Im heutigen Abschnitt hat Jesus wieder mit anderen Menschen zu tun. Er spricht zu einer großen Menschenmenge über die Pharisäer und Schriftgelehrten, die sich mit der Hl. Schrift auseinandersetzen. Zugegebenermaßen schneidet er ein schwieriges Thema an, doch er möchte bewusst provozieren, um seine Präexistenz zu erklären. Die Menschenmenge hört ihm bereitwillig zu, auch wenn das Thema komplex ist: Er sagt, dass es im Grunde falsch ist, den Messias als Sohn Davids zu bezeichnen. Warum tun sie das überhaupt? Die messianischen Verheißungen des Alten Testaments bringen zum Ausdruck, dass der Messias ein Nachkomme Davids sein werde, also aus dem Geschlecht Davids geboren werde. In dieser Hinsicht wird er „Sohn Davids“ genannt. Dies ist ja auch eigentlich korrekt und Jesus ist ein Davidide. Er hat das davididische Blut von seiner Mutter erhalten, die selbst Davididin ist. Warum also sagt Jesus, es sei falsch, ihn als Sohn Davids zu bezeichnen? Neulich haben wir schon gehört, dass Jesus das Thema Familie und Zugehörigkeit nicht mehr vom Biologischen her erklärt, sondern vor allem vom gemeinsamen Glauben und der Taufe her betont. Er sagte ja sogar ganz provokativ, dass jene seine Mutter, Schwester oder sein Bruder seien, die den Willen Gottes erfüllen. Damit hat er nicht ausgeschlossen, dass seine biologische Familie seine wahre Familie sei, und gerade bei Maria trifft ja beides zu. In dieser Situation ist es ähnlich: Jesus möchte erklären, dass er von seinem Menschsein vielleicht ein Sohn Davids ist, denn er ist ja in einen bestimmten Stammbaum hineingeboren und hat eine bestimmte Abstammung angenommen. Von seinem Gottsein ist es aber genau umgekehrt. Nicht David ist sein Vater, sondern er ist als Gott der Vater Davids. David hat zu ihm gesprochen, als er im Psalm gebetet hat: „Der Herr sprach zu meinem Herrn: Setze dich mir zur Rechten und ich lege dir deine Feinde unter die Füße.“ Es sind ja messianische Worte, der springende Punkt ist die Anrede „Herr“. Wenn David ihn mit Herr anspricht, ordnet er sich hierarchisch Gott unter. Jesus ist also schon, als David ist. Er existiert schon, bevor David überhaupt geboren wird. Jesus hat keinen Anfang als Gott und er ist der Herr Davids. Immer wieder möchte er die Menschen dafür sensibilisieren, dass er schon war, bevor er Mensch wurde, und wahrer Gott ist.

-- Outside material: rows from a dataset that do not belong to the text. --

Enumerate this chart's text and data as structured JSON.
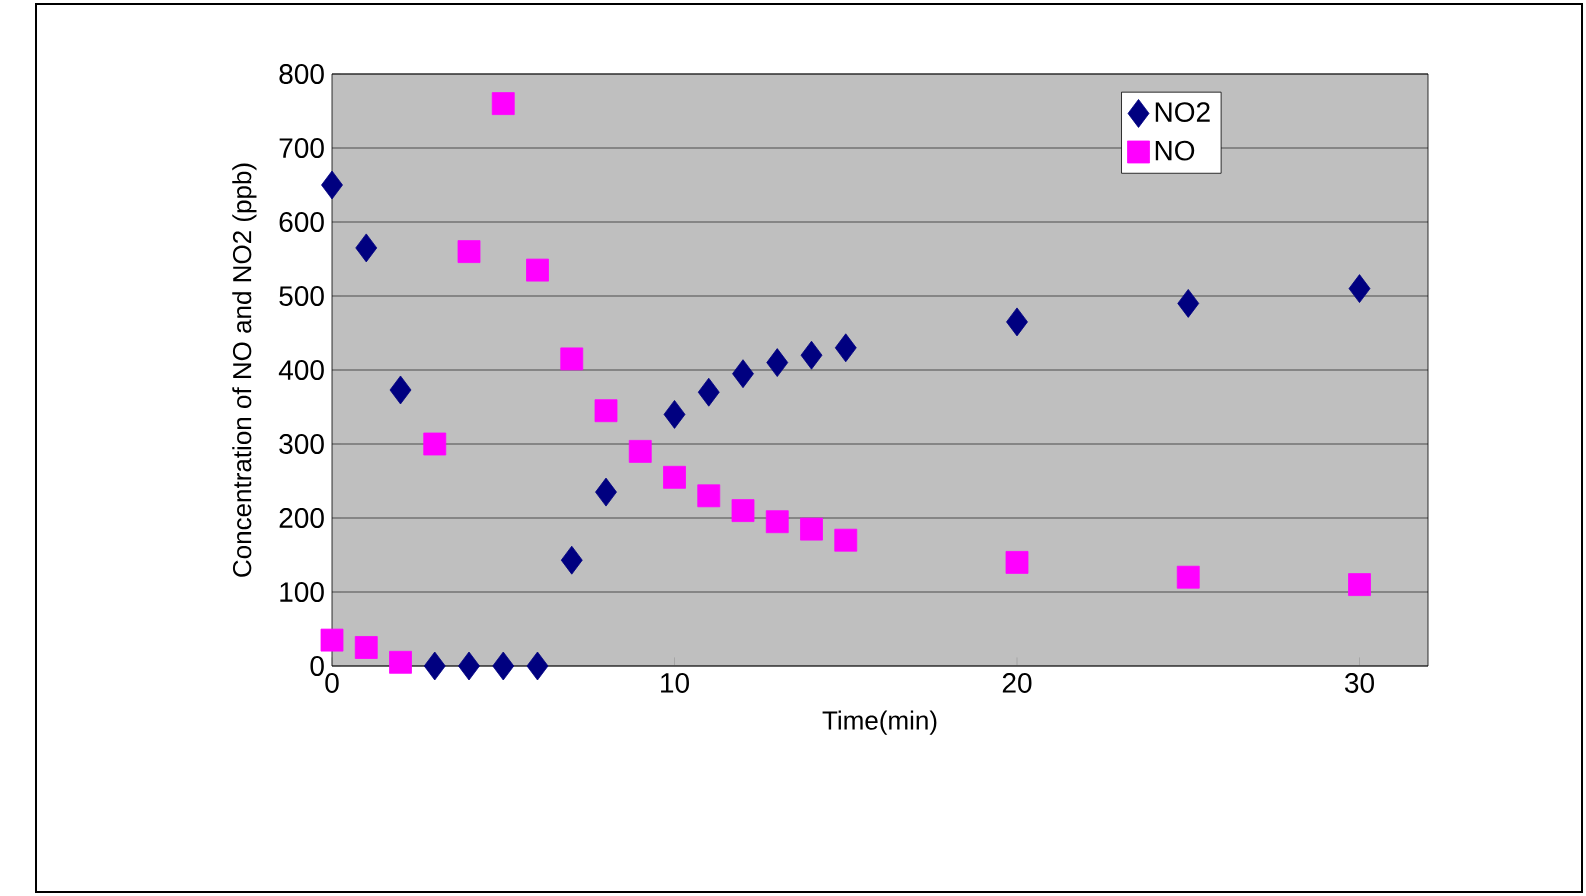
{
  "chart_data": {
    "type": "scatter",
    "xlabel": "Time(min)",
    "ylabel": "Concentration of NO and NO2 (ppb)",
    "xlim": [
      0,
      32
    ],
    "xticks": [
      0,
      10,
      20,
      30
    ],
    "ylim": [
      0,
      800
    ],
    "yticks": [
      0,
      100,
      200,
      300,
      400,
      500,
      600,
      700,
      800
    ],
    "grid": "y",
    "legend": "top right",
    "series": [
      {
        "name": "NO2",
        "color": "#000080",
        "marker": "diamond",
        "x": [
          0,
          1,
          2,
          3,
          4,
          5,
          6,
          7,
          8,
          9,
          10,
          11,
          12,
          13,
          14,
          15,
          20,
          25,
          30
        ],
        "values": [
          650,
          565,
          373,
          0,
          0,
          0,
          0,
          143,
          235,
          null,
          340,
          370,
          395,
          410,
          420,
          430,
          465,
          490,
          510
        ]
      },
      {
        "name": "NO",
        "color": "#ff00ff",
        "marker": "square",
        "x": [
          0,
          1,
          2,
          3,
          4,
          5,
          6,
          7,
          8,
          9,
          10,
          11,
          12,
          13,
          14,
          15,
          20,
          25,
          30
        ],
        "values": [
          35,
          25,
          5,
          300,
          560,
          760,
          535,
          415,
          345,
          290,
          255,
          230,
          210,
          195,
          185,
          170,
          140,
          120,
          110
        ]
      }
    ]
  }
}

Jesu Worte sind eine Herausforderung und doch hören die Menschen ihm mit Freude zu. Sie sind bereit, diese tiefgründigen Ausführungen anzunehmen. Nach und nach wird es den Menschen aufgehen, was Jesus mit all dem gemeint hat. Es wird ihnen vor allem aufgehen, wenn sie den Hl. Geist empfangen werden, der ihnen alles aufzeigt und sie an alles erinnert, was Jesus gesagt und getan hat.

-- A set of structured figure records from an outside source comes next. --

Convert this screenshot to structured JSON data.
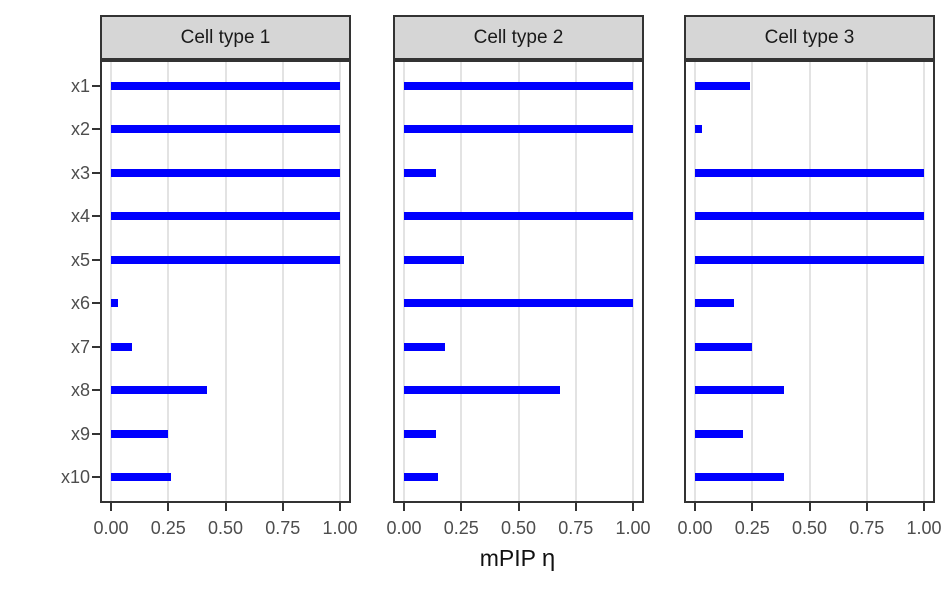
{
  "chart_data": {
    "type": "bar",
    "orientation": "horizontal",
    "facet_variable_labels": [
      "Cell type 1",
      "Cell type 2",
      "Cell type 3"
    ],
    "categories": [
      "x1",
      "x2",
      "x3",
      "x4",
      "x5",
      "x6",
      "x7",
      "x8",
      "x9",
      "x10"
    ],
    "series": [
      {
        "name": "Cell type 1",
        "values": [
          1.0,
          1.0,
          1.0,
          1.0,
          1.0,
          0.03,
          0.09,
          0.42,
          0.25,
          0.26
        ]
      },
      {
        "name": "Cell type 2",
        "values": [
          1.0,
          1.0,
          0.14,
          1.0,
          0.26,
          1.0,
          0.18,
          0.68,
          0.14,
          0.15
        ]
      },
      {
        "name": "Cell type 3",
        "values": [
          0.24,
          0.03,
          1.0,
          1.0,
          1.0,
          0.17,
          0.25,
          0.39,
          0.21,
          0.39
        ]
      }
    ],
    "xlabel": "mPIP η",
    "xlabel_main": "mPIP",
    "xlabel_symbol": "η",
    "ylabel": "",
    "x_tick_labels": [
      "0.00",
      "0.25",
      "0.50",
      "0.75",
      "1.00"
    ],
    "x_tick_values": [
      0,
      0.25,
      0.5,
      0.75,
      1
    ],
    "xlim": [
      0,
      1
    ],
    "grid": "vertical-major-only",
    "legend": "none"
  },
  "colors": {
    "bar": "#0000FF",
    "strip_background": "#d6d6d6",
    "strip_text": "#1a1a1a",
    "panel_background": "#ffffff",
    "panel_border": "#333333",
    "gridline": "#e3e3e3",
    "axis_text": "#4d4d4d",
    "tick_mark": "#333333",
    "page_background": "#ffffff"
  }
}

Heute hören wir viele unterschiedliche Texte, doch sie gehören zusammen. Gott ist es, der Heil und Heilung, Gerechtigkeit und wahren Frieden schenken kann, keiner sonst. Wenn wir uns ganz an ihn klammern, wird er unsere Bitten nie abweisen. Wir müssen ihm ganz vertrauen. Und wenn Gott uns so viel Gutes erweist, können wir nicht anders, als ihm die Ehre zu geben, ihn zu loben und zu preisen. Dieser Gott, der all dies vermag, ist ein Gott in drei Personen. Schon König David wird vom Hl. Geist erfüllt, spricht vom Sohn, der zur Rechten des Vaters seinen Platz einnimmt. Ohne es in der Tiefe zu begreifen, sagt er schon vieles über die Dreifaltigkeit. Dieser wahre Gott ist unter den Menschen und ist als Sohn Davids zugleich dessen Herr, den er angebetet hat. Danken wir Gott, dass er sich unserer Schwachheit und unserer Nöte annimmt, immer bei uns sein will und wirklich unsere Bitten erhört wie bei Tobit. Geben wir ihm die Ehre und rufen wir Halleluja in jeder Lebenslage, schließlich ist es unsere Generalprobe für das Himmelreich.